Mais des enfants ? Là, peut-être – entendons par-là que c’est toujours possible aujourd'hui, sans doute : la nouvelle en l’état a déjà touché bien des enfants, au Japon et ailleurs, après tout… Peut-être, oui, est-ce toujours un récit à même d’emballer les plus jeunes lecteurs, avec ces personnages simples auxquels ils peuvent s’identifier, et ce récit pour le récit qui, en introduisant à la thématique (éventuellement intimidante...) du voyage dans le temps, peut j’imagine séduire et enthousiasmer – et ensuite amener à lire des variations sur le thème davantage roboratives… et migraineuses.

 

BILAN

 

Bilan ? En trois points :

1) Non, lecteur adulte, je ne te recommande pas de lire La Traversée du temps – ça n’est probablement pas pour toi, au point de constituer une déception, de la part d’un auteur dont les textes adultes m’ont paru bien autrement intéressants (ils n’ont vraiment absolument rien à voir).

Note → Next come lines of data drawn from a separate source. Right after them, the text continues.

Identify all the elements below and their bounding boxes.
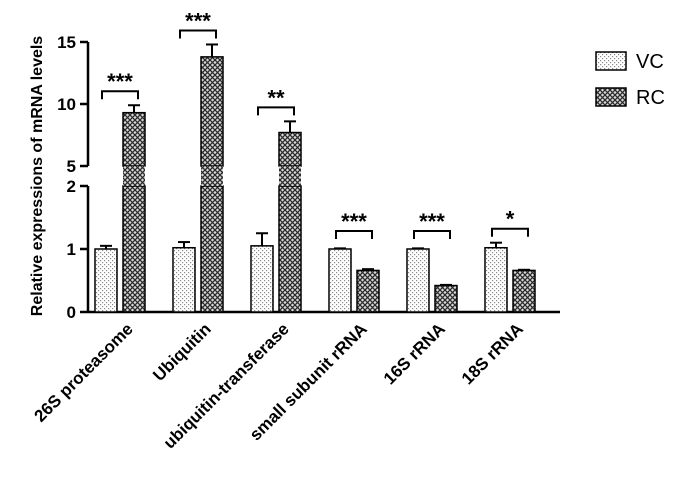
x-category-label: ubiquitin-transferase xyxy=(160,319,293,452)
significance-label: * xyxy=(506,207,515,232)
y-tick-label: 2 xyxy=(67,177,76,196)
bars xyxy=(94,43,536,313)
legend-label: RC xyxy=(636,87,665,109)
y-axis-title: Relative expressions of mRNA levels xyxy=(29,36,46,317)
significance-bracket xyxy=(179,29,217,39)
bar-rc xyxy=(122,111,146,167)
bar-rc-break xyxy=(123,166,145,186)
significance-label: *** xyxy=(341,209,367,234)
bar-rc xyxy=(356,269,380,313)
bar-rc xyxy=(512,269,536,313)
bar-rc xyxy=(122,185,146,313)
legend: VC RC xyxy=(595,51,665,109)
bar-rc xyxy=(278,185,302,313)
significance-label: ** xyxy=(267,85,285,110)
significance-label: *** xyxy=(419,209,445,234)
bar-vc xyxy=(172,246,196,313)
bar-rc xyxy=(278,131,302,167)
y-tick-label: 0 xyxy=(67,303,76,322)
axes xyxy=(80,40,560,314)
significance-label: *** xyxy=(107,69,133,94)
significance-bracket xyxy=(335,230,373,239)
significance-bracket xyxy=(101,90,139,100)
x-category-label: 26S proteasome xyxy=(31,319,137,425)
bar-vc xyxy=(484,246,508,313)
y-tick-label: 15 xyxy=(57,33,76,52)
x-category-label: Ubiquitin xyxy=(149,319,215,385)
y-tick-label: 10 xyxy=(57,95,76,114)
bar-vc xyxy=(328,248,352,313)
significance-bracket xyxy=(257,106,295,116)
legend-swatch-rc xyxy=(595,87,627,107)
bar-rc xyxy=(200,56,224,167)
significance-label: *** xyxy=(185,8,211,33)
legend-label: VC xyxy=(636,51,664,73)
x-category-label: 18S rRNA xyxy=(458,319,527,388)
significance-bracket xyxy=(413,230,451,239)
bar-vc xyxy=(94,248,118,313)
bar-vc xyxy=(406,248,430,313)
bar-rc xyxy=(434,284,458,313)
bar-rc-break xyxy=(201,166,223,186)
y-tick-label: 5 xyxy=(67,157,76,176)
bar-rc-break xyxy=(279,166,301,186)
significance-bracket xyxy=(491,227,529,237)
y-tick-label: 1 xyxy=(67,240,76,259)
legend-swatch-vc xyxy=(595,51,627,71)
bar-vc xyxy=(250,245,274,313)
bar-rc xyxy=(200,185,224,313)
x-category-label: 16S rRNA xyxy=(380,319,449,388)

2) Par contre, lecteur adulte, si tu as dans ton entourage tel ou tel gniard dans les huit à dix ans, cela peut valoir le coup de lui faire lire ce tout petit livre – avec bien sûr dans l’optique de contaminer le nabot avec la redoutable infection science-fictionneuse ! Sadique que tu es… Pas dit que mes neveux y échappent, tiens !

3) J’ai bien envie de voir le film de Mamoru Hosoda – il a l’air bien meilleur, ou plus exactement bien plus intéressant pour un adulte. Il faudra que je fasse ça, oui (mais d’abord Paprika, oui !).